A Bridge To Medicare-for-All. But make no mistake, passing a Medicare buy-in option would constitute dramatic progress that would make Medicare for All much more likely in the future. Let me count the ways:
- More Affordable for Millions. Because Medicare has much lower overhead than private health insurance, it would give millions of Americans more affordable coverage than they have today. By the way, if private insurance somehow turns out to be cheaper and/or better than the Medicare option, as conservatives have long claimed, consumers obviously will choose it. If that happens, Republicans will be proven correct. So let patients decide, not politicians. Conservatives should have nothing to fear from giving this option to consumers.
- Aid Cost Control. A Medicare buy-in option would give Medicare a bigger pool of consumers, which would give Medicare officials much more leverage to negotiate cost control with hospitals, doctors, device makers and pharmaceutical companies. “Medicare-for-more” would not be as effective at leveraging lower costs as “Medicare-for-All” will be, but it will bring important progress.
- Deepen Medicare Support. As more Americans voluntarily switch from private insurance to the cheaper Medicare buy-in option without experiencing worse service and coverage, it will show Americans that this “government-run health care” is not the horrific bogeyman Republicans have made it out to be.

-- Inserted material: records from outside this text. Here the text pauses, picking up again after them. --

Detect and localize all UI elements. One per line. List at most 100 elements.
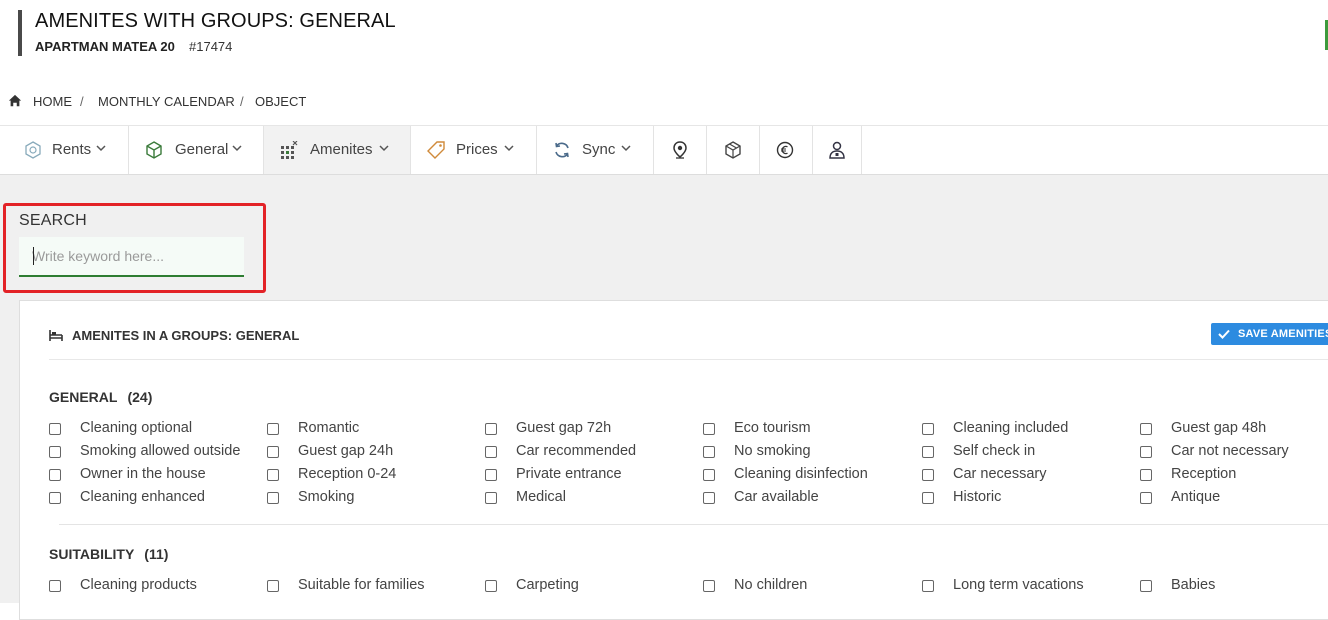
text-cursor [33, 247, 34, 265]
amenity-checkbox[interactable] [703, 580, 715, 592]
amenity-label: Car available [734, 489, 819, 505]
amenities-panel: AMENITES IN A GROUPS: GENERAL SAVE AMENI… [19, 300, 1328, 620]
amenity-label: Eco tourism [734, 420, 811, 436]
chevron-down-icon [504, 145, 514, 152]
amenity-checkbox[interactable] [1140, 423, 1152, 435]
tab-currency[interactable] [760, 126, 813, 174]
amenity-label: Reception [1171, 466, 1237, 482]
amenity-checkbox[interactable] [703, 423, 715, 435]
amenity-label: Suitable for families [298, 577, 425, 593]
amenity-label: Cleaning products [80, 577, 197, 593]
package-icon [725, 141, 741, 159]
tab-amenites[interactable]: Amenites [264, 126, 411, 174]
amenity-checkbox[interactable] [267, 469, 279, 481]
amenity-checkbox[interactable] [922, 580, 934, 592]
amenity-label: Smoking allowed outside [80, 443, 241, 459]
save-amenities-label: SAVE AMENITIES [1238, 328, 1328, 340]
amenity-checkbox[interactable] [485, 423, 497, 435]
divider [49, 359, 1328, 360]
tab-package[interactable] [707, 126, 760, 174]
amenity-label: Smoking [298, 489, 355, 505]
amenity-label: No smoking [734, 443, 811, 459]
amenity-checkbox[interactable] [267, 580, 279, 592]
breadcrumb: HOME / MONTHLY CALENDAR / OBJECT [0, 80, 1328, 126]
search-input[interactable] [19, 237, 244, 277]
page-header: AMENITES WITH GROUPS: GENERAL APARTMAN M… [0, 0, 1328, 81]
amenity-checkbox[interactable] [49, 580, 61, 592]
amenity-label: Private entrance [516, 466, 622, 482]
amenity-checkbox[interactable] [1140, 580, 1152, 592]
content-area: SEARCH AMENITES IN A GROUPS: GENERAL SAV… [0, 175, 1328, 620]
chevron-down-icon [621, 145, 631, 152]
group-count: (24) [127, 389, 153, 405]
amenity-checkbox[interactable] [49, 446, 61, 458]
amenity-label: Cleaning included [953, 420, 1069, 436]
tab-rents[interactable]: Rents [0, 126, 129, 174]
tab-general[interactable]: General [129, 126, 264, 174]
tab-label: Amenites [310, 141, 373, 158]
chevron-down-icon [96, 145, 106, 152]
amenity-label: Babies [1171, 577, 1216, 593]
amenity-checkbox[interactable] [1140, 446, 1152, 458]
amenity-checkbox[interactable] [49, 469, 61, 481]
tab-owner[interactable] [813, 126, 862, 174]
amenity-checkbox[interactable] [1140, 469, 1152, 481]
amenity-label: Antique [1171, 489, 1221, 505]
map-pin-icon [673, 141, 687, 159]
breadcrumb-home[interactable]: HOME [33, 94, 72, 109]
bed-icon [49, 330, 63, 341]
amenity-label: Reception 0-24 [298, 466, 397, 482]
tab-label: Sync [582, 141, 616, 158]
group-title: GENERAL (24) [49, 389, 152, 405]
tab-bar: Rents General Amenites Prices Sync [0, 126, 1328, 175]
amenity-checkbox[interactable] [49, 423, 61, 435]
amenity-checkbox[interactable] [485, 580, 497, 592]
amenity-label: Self check in [953, 443, 1036, 459]
amenity-checkbox[interactable] [703, 469, 715, 481]
amenity-checkbox[interactable] [1140, 492, 1152, 504]
home-icon[interactable] [8, 94, 22, 108]
amenity-checkbox[interactable] [267, 423, 279, 435]
group-count: (11) [144, 546, 169, 562]
sync-icon [555, 142, 569, 158]
tab-sync[interactable]: Sync [537, 126, 654, 174]
amenity-checkbox[interactable] [703, 492, 715, 504]
header-accent-bar [18, 10, 22, 56]
tab-label: Prices [456, 141, 498, 158]
breadcrumb-separator: / [240, 94, 244, 109]
object-name: APARTMAN MATEA 20 [35, 39, 175, 54]
amenity-label: Guest gap 24h [298, 443, 394, 459]
breadcrumb-monthly-calendar[interactable]: MONTHLY CALENDAR [98, 94, 235, 109]
amenity-checkbox[interactable] [485, 446, 497, 458]
group-divider [59, 524, 1328, 525]
amenity-label: Cleaning optional [80, 420, 193, 436]
amenity-checkbox[interactable] [485, 469, 497, 481]
amenity-label: Historic [953, 489, 1002, 505]
breadcrumb-object[interactable]: OBJECT [255, 94, 306, 109]
cube-icon [146, 141, 162, 159]
tab-label: Rents [52, 141, 92, 158]
check-icon [1218, 329, 1230, 339]
amenity-checkbox[interactable] [922, 492, 934, 504]
amenity-label: No children [734, 577, 808, 593]
tab-prices[interactable]: Prices [411, 126, 537, 174]
group-name: SUITABILITY [49, 546, 135, 562]
tab-label: General [175, 141, 229, 158]
page-title: AMENITES WITH GROUPS: GENERAL [35, 10, 396, 32]
amenity-label: Medical [516, 489, 566, 505]
amenity-checkbox[interactable] [267, 446, 279, 458]
amenity-checkbox[interactable] [703, 446, 715, 458]
amenity-label: Car recommended [516, 443, 637, 459]
save-amenities-button[interactable]: SAVE AMENITIES [1211, 323, 1328, 345]
amenity-checkbox[interactable] [922, 423, 934, 435]
amenity-label: Cleaning disinfection [734, 466, 868, 482]
amenity-checkbox[interactable] [922, 469, 934, 481]
amenity-label: Cleaning enhanced [80, 489, 205, 505]
amenity-label: Owner in the house [80, 466, 206, 482]
chevron-down-icon [379, 145, 389, 152]
amenity-checkbox[interactable] [485, 492, 497, 504]
tab-location[interactable] [654, 126, 707, 174]
amenity-checkbox[interactable] [49, 492, 61, 504]
amenity-checkbox[interactable] [267, 492, 279, 504]
amenity-checkbox[interactable] [922, 446, 934, 458]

- Broaden Generational Support. Finally, while Medicare currently mostly only has senior citizen champions, newly converted believers in Medicare would be in their 20s, 30s, 40s, 50s, and early 60s. This would dramatically strengthen the Medicare-for-All base of support.
So, a Medicare buy-in option would be much more politically feasible than Medicare-for-All or Medicare-at-50, and it is the next logical span of the bridge to Medicare-for-All to add. Progressives shouldn’t be hesitant to build it.
The incremental approach makes a world of sense to me, much as I would prefer what can no longer ever be called instant gratification on this issue.
Can you help me understand the following in your article (cut/pasted):
“At the same time, we have to recognize that in the current political environment, Medicare-for-All has much less popular support than Medicare-for-All.”
Thanks.
Yes, I can help you understand that sentence. The author is a moron. I just corrected that sentence. Sorry!
Yeah, I saw that sentence too. Guess that means we are actually reading and grasping your thoughts. This is good stuff, Joe. Totally agree with your thoughts and progression of this issue. We are just not ready for Medicare for all at this point in time, although I wish we were.
Me too. But if we could pass a Medicare buy-in option, I think we’re only another 10-ish years away from having enough support to get to Medicare-for-All. That sounds like a lot, but when you consider that we started the journey to Medicare-for-All 75 years ago, that puts us in the “home stretch.”
This sounds like the best of the various ideas being floated. Thank you for your detailed analysis. I sort of dread reading about this stuff but your piece is very good.
Appreciate that Ruth. I sort of dread writing it too! Both the policies and the politics surrounding health care are ridiculously complicated, thanks to America’s chaotic Rube Goldberg-like system of public and private health insurance.
Appreciate that Ruth. I sort of dread writing it too! Both the policies and the politics surrounding health care are ridiculously complicated, thanks to America’s chaotic Rube Goldberg-like system of public and private health insurance.